Note : si le protocole de synchronisation n’est pas spécifié, on est en synchronisation synchrone par défaut.

Attention : chaque ressource déclarée réserve le port TCP pour la communication de la ressource. Il faut donc incrémenter le numéro du device drbd ET incrémenter le numéro de port à chaque nouvelle ressource (et aussi s’assurer que le port est libre…).

Pour mes tests, j’ai également utilisé la possibilité offerte par DRBD d’utiliser des volumes LVM plutôt que des partitions brutes. La configuration est la même à ceci près qu’on pointe sur le LV plutôt que sur une partition.

vi /etc/drbd.d/r1.res
resource r1 {
  on drbd1 {
    device /dev/drbd2;
    disk /dev/vg_drbd/lv_drbd;
    address 192.168.100.11:7790;
    meta-disk internal;
  }
  on drbd2 {
    device /dev/drbd2;
    disk /dev/vg_drbd/lv_drbd;
    address 192.168.100.12:7790;
    meta-disk internal;
  }
}

Initialisation

Maintenant que tout est configuré, on va pouvoir déclencher l’étape d’initialisation des metadata et des ressources nouvellement créées. Lancez les commandes suivantes sur les deux nœuds :

drbdadm create-md r0
drbdadm create-md r1
drbdadm up r0
drbdadm up r1

Une fois que les commandes sont lancées, on peut afficher les informations sur l’initialisation des disques (état normal) avec drbdmon.

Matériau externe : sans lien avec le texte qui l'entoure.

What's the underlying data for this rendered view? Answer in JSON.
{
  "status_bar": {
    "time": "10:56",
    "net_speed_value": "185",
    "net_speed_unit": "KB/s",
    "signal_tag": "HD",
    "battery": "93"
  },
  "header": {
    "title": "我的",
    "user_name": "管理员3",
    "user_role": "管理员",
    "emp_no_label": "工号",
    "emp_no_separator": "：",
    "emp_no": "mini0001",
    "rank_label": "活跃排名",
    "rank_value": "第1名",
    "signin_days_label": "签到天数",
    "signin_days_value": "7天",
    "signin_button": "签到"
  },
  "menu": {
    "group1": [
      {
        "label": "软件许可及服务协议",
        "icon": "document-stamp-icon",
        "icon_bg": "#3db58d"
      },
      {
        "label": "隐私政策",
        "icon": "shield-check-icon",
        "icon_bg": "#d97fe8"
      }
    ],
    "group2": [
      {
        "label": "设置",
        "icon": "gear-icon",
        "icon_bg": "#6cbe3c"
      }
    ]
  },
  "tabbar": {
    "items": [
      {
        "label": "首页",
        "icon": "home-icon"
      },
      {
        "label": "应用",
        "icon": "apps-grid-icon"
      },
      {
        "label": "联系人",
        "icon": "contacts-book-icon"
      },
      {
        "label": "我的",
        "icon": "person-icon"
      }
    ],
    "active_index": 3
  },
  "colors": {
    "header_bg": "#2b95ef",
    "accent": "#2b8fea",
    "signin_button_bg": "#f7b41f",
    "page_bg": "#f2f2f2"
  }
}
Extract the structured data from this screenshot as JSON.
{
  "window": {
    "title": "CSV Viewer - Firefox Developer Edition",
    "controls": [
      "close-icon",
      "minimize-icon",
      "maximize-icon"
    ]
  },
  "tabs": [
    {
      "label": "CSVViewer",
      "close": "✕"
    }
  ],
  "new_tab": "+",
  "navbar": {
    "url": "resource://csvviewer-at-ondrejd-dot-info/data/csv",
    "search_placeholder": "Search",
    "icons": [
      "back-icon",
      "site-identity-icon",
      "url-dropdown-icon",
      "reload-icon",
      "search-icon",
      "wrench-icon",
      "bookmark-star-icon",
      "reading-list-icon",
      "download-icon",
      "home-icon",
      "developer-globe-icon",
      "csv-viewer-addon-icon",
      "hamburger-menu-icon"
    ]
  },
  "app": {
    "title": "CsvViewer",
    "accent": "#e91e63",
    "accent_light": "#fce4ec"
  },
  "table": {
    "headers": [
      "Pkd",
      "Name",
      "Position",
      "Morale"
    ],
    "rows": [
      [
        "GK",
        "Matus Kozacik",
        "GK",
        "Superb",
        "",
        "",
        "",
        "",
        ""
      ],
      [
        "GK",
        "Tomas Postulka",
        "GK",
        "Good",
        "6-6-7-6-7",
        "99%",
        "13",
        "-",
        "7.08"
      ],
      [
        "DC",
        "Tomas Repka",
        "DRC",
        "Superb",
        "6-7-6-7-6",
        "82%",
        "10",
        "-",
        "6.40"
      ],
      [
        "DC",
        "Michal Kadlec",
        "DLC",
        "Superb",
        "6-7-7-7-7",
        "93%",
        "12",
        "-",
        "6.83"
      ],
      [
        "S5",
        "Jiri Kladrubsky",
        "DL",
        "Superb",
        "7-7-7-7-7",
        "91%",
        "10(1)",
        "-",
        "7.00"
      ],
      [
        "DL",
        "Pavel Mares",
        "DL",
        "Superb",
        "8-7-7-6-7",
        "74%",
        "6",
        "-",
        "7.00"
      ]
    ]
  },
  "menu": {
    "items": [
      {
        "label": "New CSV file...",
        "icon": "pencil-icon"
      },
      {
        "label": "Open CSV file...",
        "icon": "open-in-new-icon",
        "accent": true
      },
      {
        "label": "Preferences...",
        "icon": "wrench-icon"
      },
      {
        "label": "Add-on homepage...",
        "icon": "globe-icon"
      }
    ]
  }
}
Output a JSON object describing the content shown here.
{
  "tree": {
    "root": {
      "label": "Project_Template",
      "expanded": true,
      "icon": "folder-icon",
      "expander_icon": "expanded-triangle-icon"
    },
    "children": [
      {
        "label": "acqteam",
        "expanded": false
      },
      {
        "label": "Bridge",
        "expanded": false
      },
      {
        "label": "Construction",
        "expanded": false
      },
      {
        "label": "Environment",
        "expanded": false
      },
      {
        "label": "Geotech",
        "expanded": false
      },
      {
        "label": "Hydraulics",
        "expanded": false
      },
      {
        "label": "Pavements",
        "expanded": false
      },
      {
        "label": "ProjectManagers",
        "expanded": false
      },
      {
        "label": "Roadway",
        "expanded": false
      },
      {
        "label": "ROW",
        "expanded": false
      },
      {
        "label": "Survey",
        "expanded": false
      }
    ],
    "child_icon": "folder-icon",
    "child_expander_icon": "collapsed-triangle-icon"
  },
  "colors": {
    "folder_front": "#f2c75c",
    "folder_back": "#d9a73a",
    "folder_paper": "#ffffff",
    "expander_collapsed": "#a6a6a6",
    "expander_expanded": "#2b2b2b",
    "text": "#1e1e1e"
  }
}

Actuellement, les nœuds sont Inconsistants et en Secondaire/Secondaire, car nous n’avons pas encore désigné le nœud principal. Nous allons “forcer” le sens dans lequel le disque doit être synchronisé.

Sélectionner un des nœuds, qu’on va désigner comme “serveur primaire” et exécuter les commandes suivantes (uniquement sur lui) :

root@drbd1:~# drbdadm primary --force r0
root@drbd2:~# drbdadm primary --force r1

ATTENTION : dans le cas d’un disque déjà créé, il faut bien ne pas se tromper de sens, au risque d’écraser le disque qui contiendrait les données.

Une fois la synchronisation terminée, on peut utiliser le disque /dev/drbdX.

C’est fini ?

En fait, pas tout à fait. On ne va pas pouvoir utiliser nos disques exactement comme des disques classiques. Si vous formattez ce disque en ext4/xfs/whatever et que vous essayez de le monter sur vos deux serveurs drbd1 et drbd2, vous allez avoir une drôle de surprise.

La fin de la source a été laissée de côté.